Dituturkan dia, jejak perjuangannya itu dimulai ketika masuk Tuban pada 1996 silam. Saat itu masih menjadi dosen di Poltekes Kemenkes Surabaya kampus Tuban. Statusnya sebagai pegawai negeri sipil (PNS) Kementerian Kesehatan (Kemenkes).
Tak lama setelah itu, mendapatkan undangan hearing dari DPRD Tuban. Di tempat itulah, dia bertemu almarhum Kiai Mundir—tokoh NU Tuban waktu sekaligus wakil Ketua DPRD waktu itu.
Pada agenda tersebut, DPRD meminta masukkan ihwal pelayanan kesehatan di Tuban. Usai pertemuan itu, dirinya semakin akrab dengan tokoh-tokoh NU Tuban, seperti KH Fathul Huda, KH Tom Badlawi (Alm), Noor Nahar Hussein, dan Fauzan Umar.
Waktu terus berjalan. Pada momen konfercab PCNU di Ponpes Langitan, tepatnya di bulan Desember 2001, dirinya diminta untuk menyusun materi bidang kesehatan di internal NU.
‘’Saat itu saya buatkan tiga konsep kesehatan,’’ kenangnya.
Dalam memorinya, Munir masih ingat betul momen tersebut. Baginya, itu merupakan momen yang cukup berperistiwa dalam hidupnya.
Konsep yang disampaikan waktu itu terdiri dari pendidikan kesehatan, pelayanan kesehatan dasar yang implementasinya untuk klinik dan pelayanan kesehatan rujukan berupa rumah sakit.
Tak berhenti sampai di situ, dirinya juga diminta untuk mempersiapkan pembangunan fasilitas pendidikan dan pelayanan kesehatan untuk NU—yang kemudian menjadi titik balik karirnya saat ini.
Usai konfercab, dia pun langsung melakukan studi banding di berbagai rumah sakit, antara lain, Rumah Sakit Pondok Indah milik Muhammadiyah di Jakarta, Rumah Sakit Internasional Surabaya, Rumah Sakit RSAL Surabaya, Rumah Sakit Islam Surabaya, dan Pendidikan Akademi Kebidanan dan Keperawatan YARSI Suraba ya, serta Akademi Keperawatan Pesantren Darul Ulum Jombang.
‘’Setelah itu, saya mencatat secara detail bagaimana rumah sakit itu dibangun.

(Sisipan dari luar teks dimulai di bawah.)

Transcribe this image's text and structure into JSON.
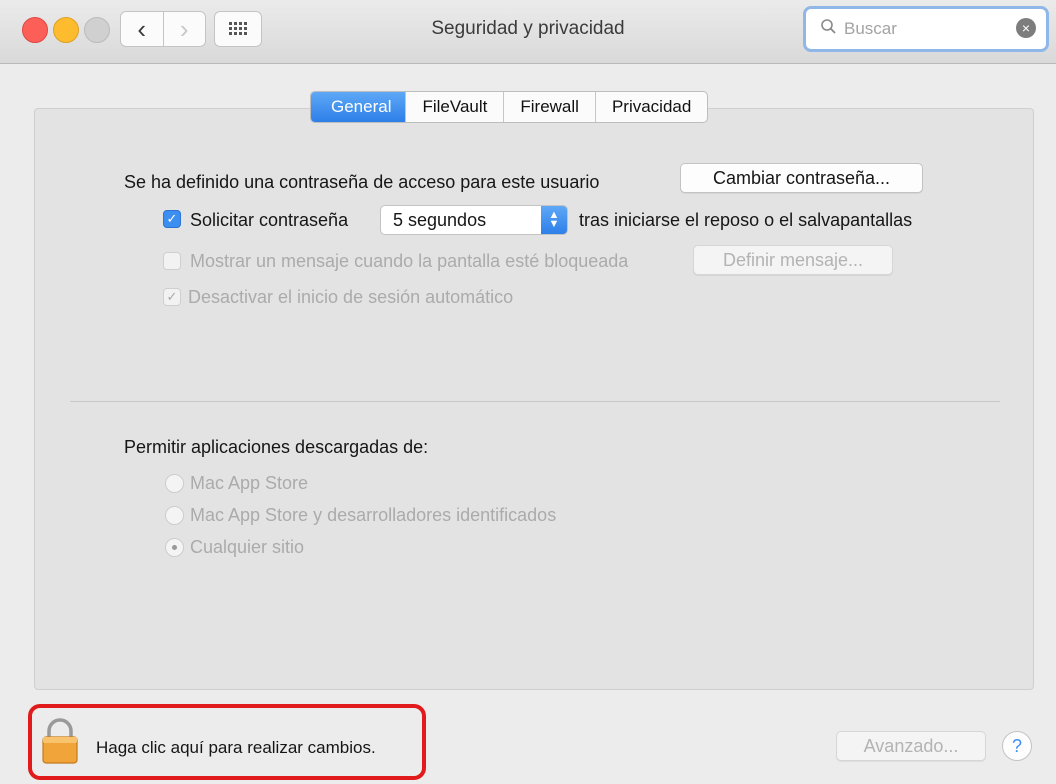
{
  "window": {
    "title": "Seguridad y privacidad",
    "nav_back": "‹",
    "nav_forward": "›"
  },
  "search": {
    "placeholder": "Buscar"
  },
  "tabs": [
    {
      "label": "General",
      "active": true
    },
    {
      "label": "FileVault",
      "active": false
    },
    {
      "label": "Firewall",
      "active": false
    },
    {
      "label": "Privacidad",
      "active": false
    }
  ],
  "general": {
    "password_set_label": "Se ha definido una contraseña de acceso para este usuario",
    "change_password_button": "Cambiar contraseña...",
    "require_password": {
      "label": "Solicitar contraseña",
      "checked": true,
      "delay_value": "5 segundos",
      "suffix": "tras iniciarse el reposo o el salvapantallas"
    },
    "show_message": {
      "label": "Mostrar un mensaje cuando la pantalla esté bloqueada",
      "checked": false,
      "button": "Definir mensaje..."
    },
    "disable_auto_login": {
      "label": "Desactivar el inicio de sesión automático",
      "checked": true
    }
  },
  "downloads": {
    "label": "Permitir aplicaciones descargadas de:",
    "options": [
      {
        "label": "Mac App Store",
        "selected": false
      },
      {
        "label": "Mac App Store y desarrolladores identificados",
        "selected": false
      },
      {
        "label": "Cualquier sitio",
        "selected": true
      }
    ]
  },
  "footer": {
    "lock_text": "Haga clic aquí para realizar cambios.",
    "advanced_button": "Avanzado...",
    "help_button": "?"
  },
  "colors": {
    "accent_blue": "#3d8ef1",
    "highlight_red": "#e11b1b"
  }
}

Dari persyaratan izin hingga beroperasi,’’ bebernya.
Sembari mempersiapkan pendirian rumah sakit, juga disiapkan pula beberapa program kesehatan lain, seperti klinik hingga mendirikan perguruan tinggi kesehatan—yang menjadi ijtihad dan istikharah para kiai.
Akhirnya, dipilihlah Akademi Kebidanan dan kemudian pada 2003 menjadi Akbid NU.
‘’Bersamaan dengan itu juga mendirikan pelayanan kesehatan NU yang terdiri dari klinik, apotek, laboratorium dan praktik dokter,’’ ungkapnya.
Berjalannya waktu, program-program yang dicanangkan berhasil ditunaikan dengan baik. Dan semua itu tidak lepas dari peran serta dan kesungguhan dari banyak pihak. Utamanya tokoh-tokoh NU yang berjuang membesarkan NU di Bumi Wali.
‘’Prinsipnya, antara keinginan dan gerakan harus sejalan,’’ tegas Munir. (*)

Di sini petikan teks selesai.